The banks and NBFCs sanction loans against immovable property by way of mortgage loans without taking the customary precautions merely based on the value of the immovable security without complying with RBI guidelines and other statutory restrictions. No penal action is being undertaken unless and until such acts of non-compliance are found out and reported.
RBI issued circulars on Fair Practices Code for Lenders from time to time but are they being complied with as per Banking Regulation Act by the lenders? The borrowers are the victims. That does not mean that the lending institutions are at fault and borrowers are the perennial sufferers. There are wilful defaulters and fraudsters and RBI has issued specific circulars on how to deal with such wrong doers. In this connection Supreme Court also handed down a judgment to give such fraudsters also an opportunity to be heard before branding them as fraudsters. What is advocated is that the banks and financial institutions have their right to recover their dues from the defaulted borrowers but every right is derived out of a duty to be performed first, the duty being compliance of RBI directions, statutory rules and regulations, adherence to prevailing laws, non-contravention of the provisions of recovery laws of debts such as RDB Act, SARFAESI Act, IBC and Arbitration Act etc. A review of all banking legal documents like agreements when enforceable under law becomes a contract, mortgage creation deeds etc. may be made to evaluate whether such documents are not violating the existing laws and not arbitrarily and unilaterally executed in favour of the lenders only to ensure equality before law (Article 14 of Constitution), Right to Live (Article 21 of Constitution) and right to own property (Article 300 A of the Constitution).
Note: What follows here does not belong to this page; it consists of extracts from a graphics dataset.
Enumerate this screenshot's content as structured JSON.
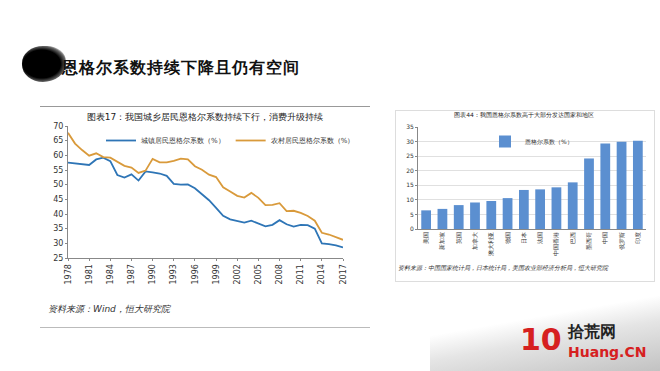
{
  "page": {
    "title": "恩格尔系数持续下降且仍有空间",
    "watermark": [
      "10",
      "拾荒网",
      "Huang.CN"
    ]
  },
  "chart_data": [
    {
      "type": "line",
      "title": "图表17：我国城乡居民恩格尔系数持续下行，消费升级持续",
      "x": [
        1978,
        1979,
        1980,
        1981,
        1982,
        1983,
        1984,
        1985,
        1986,
        1987,
        1988,
        1989,
        1990,
        1991,
        1992,
        1993,
        1994,
        1995,
        1996,
        1997,
        1998,
        1999,
        2000,
        2001,
        2002,
        2003,
        2004,
        2005,
        2006,
        2007,
        2008,
        2009,
        2010,
        2011,
        2012,
        2013,
        2014,
        2015,
        2016,
        2017
      ],
      "series": [
        {
          "name": "城镇居民恩格尔系数（%）",
          "color": "#2e75b6",
          "values": [
            57.5,
            57.2,
            56.9,
            56.7,
            58.6,
            59.2,
            58.0,
            53.3,
            52.4,
            53.5,
            51.4,
            54.5,
            54.2,
            53.8,
            53.0,
            50.3,
            50.0,
            50.1,
            48.8,
            46.6,
            44.7,
            42.1,
            39.4,
            38.2,
            37.7,
            37.1,
            37.7,
            36.7,
            35.8,
            36.3,
            37.9,
            36.5,
            35.7,
            36.3,
            36.2,
            35.0,
            30.0,
            29.7,
            29.3,
            28.6
          ]
        },
        {
          "name": "农村居民恩格尔系数（%）",
          "color": "#d99a3b",
          "values": [
            67.7,
            64.0,
            61.8,
            59.9,
            60.7,
            59.4,
            59.2,
            57.8,
            56.4,
            55.8,
            54.0,
            54.8,
            58.8,
            57.6,
            57.6,
            58.1,
            58.9,
            58.6,
            56.3,
            55.1,
            53.4,
            52.6,
            49.1,
            47.7,
            46.2,
            45.6,
            47.2,
            45.5,
            43.0,
            43.1,
            43.7,
            41.0,
            41.1,
            40.4,
            39.3,
            37.7,
            33.6,
            33.0,
            32.2,
            31.2
          ]
        }
      ],
      "xlim": [
        1978,
        2017
      ],
      "xticks": [
        1978,
        1981,
        1984,
        1987,
        1990,
        1993,
        1996,
        1999,
        2002,
        2005,
        2008,
        2011,
        2014,
        2017
      ],
      "ylim": [
        25,
        70
      ],
      "yticks": [
        25,
        30,
        35,
        40,
        45,
        50,
        55,
        60,
        65,
        70
      ],
      "grid": false,
      "legend": "top",
      "source": "资料来源：Wind，恒大研究院"
    },
    {
      "type": "bar",
      "title": "图表44：我国恩格尔系数高于大部分发达国家和地区",
      "categories": [
        "美国",
        "新加坡",
        "英国",
        "加拿大",
        "澳大利亚",
        "德国",
        "日本",
        "法国",
        "中国香港",
        "巴西",
        "墨西哥",
        "中国",
        "俄罗斯",
        "印度"
      ],
      "series": [
        {
          "name": "恩格尔系数（%）",
          "color": "#5b8fd0",
          "values": [
            6.4,
            6.9,
            8.2,
            9.1,
            9.6,
            10.6,
            13.4,
            13.6,
            14.3,
            16.0,
            24.2,
            29.3,
            29.9,
            30.3
          ]
        }
      ],
      "ylim": [
        0,
        35
      ],
      "yticks": [
        0,
        5,
        10,
        15,
        20,
        25,
        30,
        35
      ],
      "grid": true,
      "legend": "top",
      "source": "资料来源：中国国家统计局，日本统计局，美国农业部经济分析局，恒大研究院"
    }
  ]
}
RBI issued a circular dated 07.08.2004 on Deficiencies found in sanctioning of loans and monitoring of borrowal accounts by banks / Financial Institutions consisting of the following aspects of banking which are applicable presently also.
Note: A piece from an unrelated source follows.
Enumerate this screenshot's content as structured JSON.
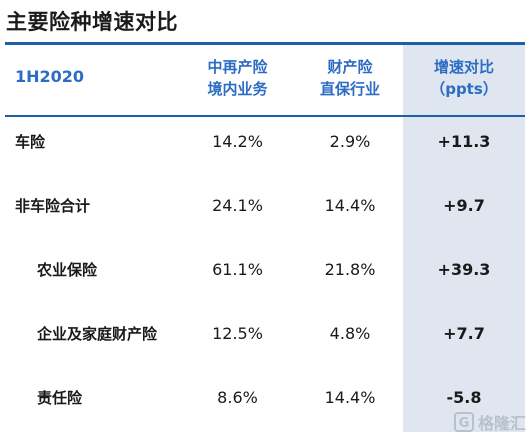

I. Deficiencies at the stage of sanction
II. Deficiencies at the monitoring stage
III. Suggestions to improve the system
All such deficiencies are still persisting. In fact, many of the incidents of accounts being classified as NPA are on account of such aforesaid deficiencies and RBI suggestions are being ignored and complacency overtakes vigilance.
RBI has issued a comprehensive circular DoS. CO.CSITEG/SEC.7/31.01.015/2023-24 dated November 7, 2023 addressed to The Chairman/Managing Director/Chief Executive Officer Scheduled Commercial Banks (excluding Regional Rural Banks); Small Finance Banks; Payments Banks; Non-Banking Financial Companies; Credit Information Companies; and All India Financial Institutions (EXIM Bank, NABARD, NaBFID, NHB and SIDBI) on Master Direction on Information Technology Governance, Risk, Controls and Assurance Practices and also another important circular dated 02.02.2021 on Compliance functions in banks and Role of Chief Compliance Officer (CCO) (Ref: No. DoS. CO. PPG/SEC.02/11.01.005 /2020-21 dated September 11, 2020) hierarchical delegation of powers, duties and responsibilities of the Board of Directors downwards to the floor level officers including that of the compliance officers are comprehensively articulated on paper. But are these directions and guidelines implemented effectively and diligently in practice? That opens up a Pandora’s Box and it is for the regulatory entities to probe in to the matter to find effective solutions and course correction, if need be.
In the final analysis, I quote Mark Twin, “Success is a journey, not a destination. It requires constant effort, vigilance and re-evaluation” which is very much applicable to banks and financial institutions also. Banking also gives an insight into what makes business succeed and what makes business fail.